|Oil Paintings ~ African
American Folk Art
Mari Hall, Artist
|"Santa Monica @ 15" 18 in W X 14 in H
- $245 USD
Fine Art Giclee Print on Watercolor Papers, Archival Quality
African American Folk Art
Art in the Key of Life
Life in Southern California, especially if growing up in the greater
Los Angeles area, most certainly will involve the beach. A beach.
Some beach. My beach when I was very young, was Santa Monica Beach.
It was a vast expanse of yellow and mottled splashy green blue wet
colors with salt and sea shells tossed around the sand, mixed with
long strands of ropey green algae and small childs' toys. The scent
of the ocean tickled my nose many miles away from the actual event
of seeing the glimmering Pacific Ocean, radiant in shiny light colors,
foaming waves crashing endlessly in cascading rhythms, beckoning me
to enter immediately in spite of my small frame and inability to swim.
In other words, I almost drowned. I must have flopped rather dramatically
for the vigilant life guard to spot my bobbing head flapping around
rather ineffectively amidst the grandeur of the Pacific Ocean, as
he did manage to fetch me before the rip tides dragged me out to sea
as bait for sharks. Being a noisy and active child, I did not delay
during other visits to Santa Monica Beach, to toss my wild child's
mind and body right back into the grand Pacific Ocean, daring, it
would seem, for the ocean to grab me again and drag me out to sea.
Instead I was tossed rather fabulously, into the wet sand over and
over and over, as the waves tossed me up and threw me forward rather
harshly into the hard wet sand. I loved every minute of it. The sand,
the long expanses of burning hot sand, that was my "safety zone" where
I would crawl after enduring more than several minutes of punishing
waves and violent rip tides, to the safety of our beach blankets and
picnic baskets where my friends and various pairs of parents would
wait patiently for us to return eventually, sandy and wet, wild eyed
and startled, hungry and loud. The ocean experience was the one event
that was so punishing, so humilitating, so devoid of comfort, that
I actually felt small, antlike, frail, so limited as a human being,
that it would inevitably force my mind and my body and my heart forward
into an ever deepening appreciation of beauty and life and God.
What can I say. I love the beach. I am glad that I did not drown.
Mari Hall describes her painting style as folk art, with a balance
of ethnic references, flowing into her description of her art as African
American Folk Art which probably defies formal catalogue. The influences
for her contemporary oil paintings derive from a host of painters,
who also embraced flat plane composition, fauvist color and abolished
formal constraints of chiascuro modeling, horizon lines and light
versus shadow. Her modern artist eye does not deny the influence of
modern advertising, modern photography and modern humor. She describes
herself as a self-taught artist leaning heavily upon the works of
Henri Matisse, Paul Klee, Vincent Van Gogh and Paul Gauguin, with
a host of other artists shuffled in between days and nights of perusing
art in its many forms, including music. Her African American Folk
Art is also influenced by Haitian paintings which fly in the face
of gravity and reason into torrents of color and history. Mari Hall
prefers the sticky torpid passion of oil paint with its dangers and
fumes, to the more readily prized acrylic paint. The entire experience
of painting with oil is sensory to the extreme, propelling her into
the azure skies of creativity with a touch of Mojave Desert madness.
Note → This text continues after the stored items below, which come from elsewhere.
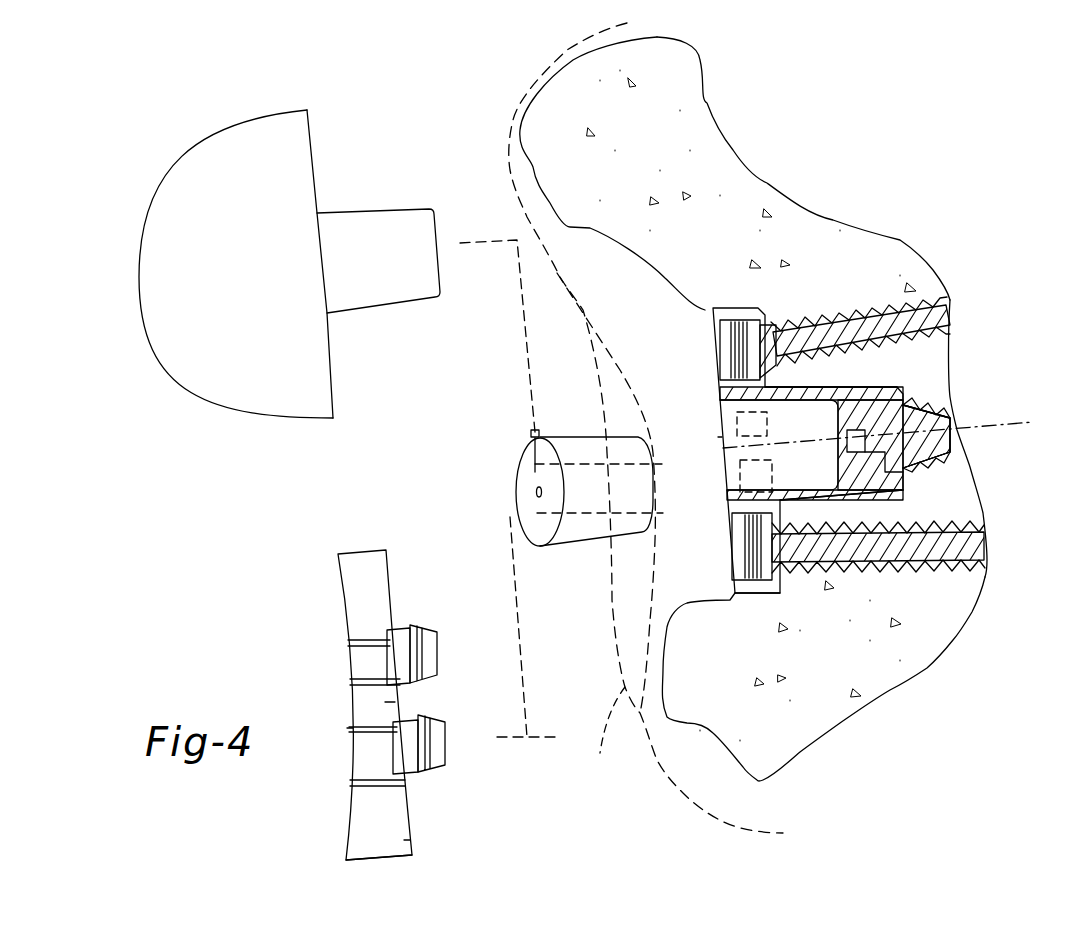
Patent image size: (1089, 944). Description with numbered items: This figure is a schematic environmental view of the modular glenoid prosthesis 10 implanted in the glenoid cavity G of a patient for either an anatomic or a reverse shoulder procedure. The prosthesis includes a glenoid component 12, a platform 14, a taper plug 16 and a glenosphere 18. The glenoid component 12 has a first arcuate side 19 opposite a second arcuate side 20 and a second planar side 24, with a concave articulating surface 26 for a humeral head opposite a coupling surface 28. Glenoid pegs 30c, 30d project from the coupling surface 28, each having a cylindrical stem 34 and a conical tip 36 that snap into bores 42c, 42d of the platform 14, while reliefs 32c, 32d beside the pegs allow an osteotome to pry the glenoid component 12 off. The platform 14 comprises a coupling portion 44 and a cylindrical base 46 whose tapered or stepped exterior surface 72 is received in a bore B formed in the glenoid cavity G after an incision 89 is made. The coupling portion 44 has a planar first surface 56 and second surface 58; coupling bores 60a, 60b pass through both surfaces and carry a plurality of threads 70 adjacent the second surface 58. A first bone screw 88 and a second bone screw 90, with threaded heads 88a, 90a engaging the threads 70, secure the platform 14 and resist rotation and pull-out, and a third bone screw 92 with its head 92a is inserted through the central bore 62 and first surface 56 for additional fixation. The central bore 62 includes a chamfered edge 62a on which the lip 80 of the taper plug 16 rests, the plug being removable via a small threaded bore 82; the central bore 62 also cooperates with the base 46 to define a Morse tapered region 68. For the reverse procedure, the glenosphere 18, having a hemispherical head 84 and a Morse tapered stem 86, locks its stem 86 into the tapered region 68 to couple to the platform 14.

The modular glenoid prosthesis 10 is at (653, 448).
The glenoid component 12 is at (400, 682).
The platform 14 is at (748, 428).
The taper plug 16 is at (564, 511).
The glenosphere 18 is at (273, 247).
The first arcuate side 19 is at (348, 589).
The second arcuate side 20 is at (377, 860).
The second planar side 24 is at (387, 702).
The articulating surface 26 is at (352, 729).
The coupling surface 28 is at (414, 838).
The glenoid peg 30c is at (418, 772).
The glenoid peg 30d is at (412, 625).
The relief 32c is at (397, 726).
The relief 32d is at (390, 650).
The stem 34 is at (405, 678).
The conical tip 36 is at (433, 680).
The bore 42c is at (700, 648).
The bore 42d is at (718, 437).
The coupling portion 44 is at (784, 598).
The base 46 is at (899, 494).
The first surface 56 is at (787, 450).
The second surface 58 is at (783, 582).
The coupling bore 60a is at (655, 587).
The coupling bore 60b is at (698, 309).
The central bore 62 is at (751, 423).
The chamfered edge 62a is at (740, 418).
The tapered region 68 is at (795, 492).
The plurality of threads 70 is at (782, 319).
The exterior surface 72 is at (850, 378).
The lip 80 is at (532, 436).
The threaded bore 82 is at (536, 493).
The head 84 is at (176, 191).
The tapered stem 86 is at (365, 211).
The first bone screw 88 is at (776, 309).
The threaded head 88a is at (753, 309).
The incision 89 is at (606, 735).
The second bone screw 90 is at (787, 587).
The threaded head 90a is at (730, 586).
The third bone screw 92 is at (946, 461).
The head 92a is at (883, 407).
The glenoid cavity G is at (703, 308).
The bore B is at (904, 358).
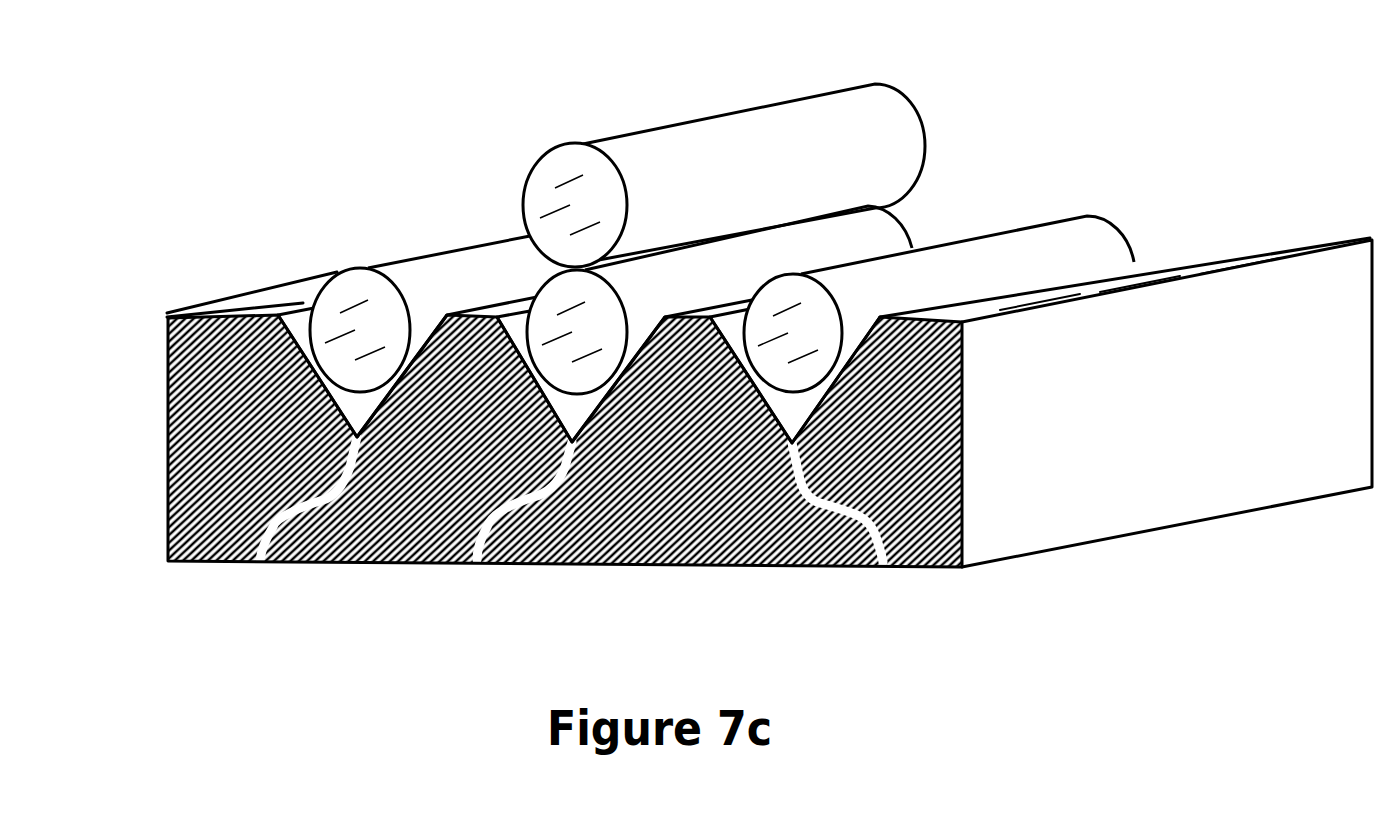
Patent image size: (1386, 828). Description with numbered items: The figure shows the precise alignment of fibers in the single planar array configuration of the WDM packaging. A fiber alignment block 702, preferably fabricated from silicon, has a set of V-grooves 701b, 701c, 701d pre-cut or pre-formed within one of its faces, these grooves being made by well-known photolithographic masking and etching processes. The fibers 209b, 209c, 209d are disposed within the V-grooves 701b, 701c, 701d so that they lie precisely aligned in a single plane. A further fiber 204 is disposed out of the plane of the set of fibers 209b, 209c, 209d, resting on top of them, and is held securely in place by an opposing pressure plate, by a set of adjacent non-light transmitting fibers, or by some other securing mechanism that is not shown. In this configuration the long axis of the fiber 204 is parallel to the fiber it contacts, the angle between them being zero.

To calm her flight into the vagaries of chaotic paint, Mari sometimes
tosses out a novel, as writing for her, is another form of painting,
only with words.
Mari Hall started painting in her late 20s as a way to fill her time
with something constructive and engaging. Painting became a gateway
into an emotional and mental space that stretched into decades of
intense learning, expansion, failure, success, dreaming that forever
she would have tubes of oil paint, boxes of pencils, bottles of ink,
reams of paper, rolls of canvas with endless amounts of time and energy
to push all of each strand into some visual form that held pleasure
for another besides herself. She is in her fourth decade of painting
and hopes to mimic forever her desires in paint until she can no longer
hold a brush.
ElectricMoonBaby is African American Folk Art 2020, Outsider Art
in the Key of Life.
ElectricMoonBaby is Mari Hall, Artist & Writer.
ElectricMoonBaby is American, Contemporary, Constant, Flavored.
ElectricMoonBaby is Art in a Fun Key. Enjoy.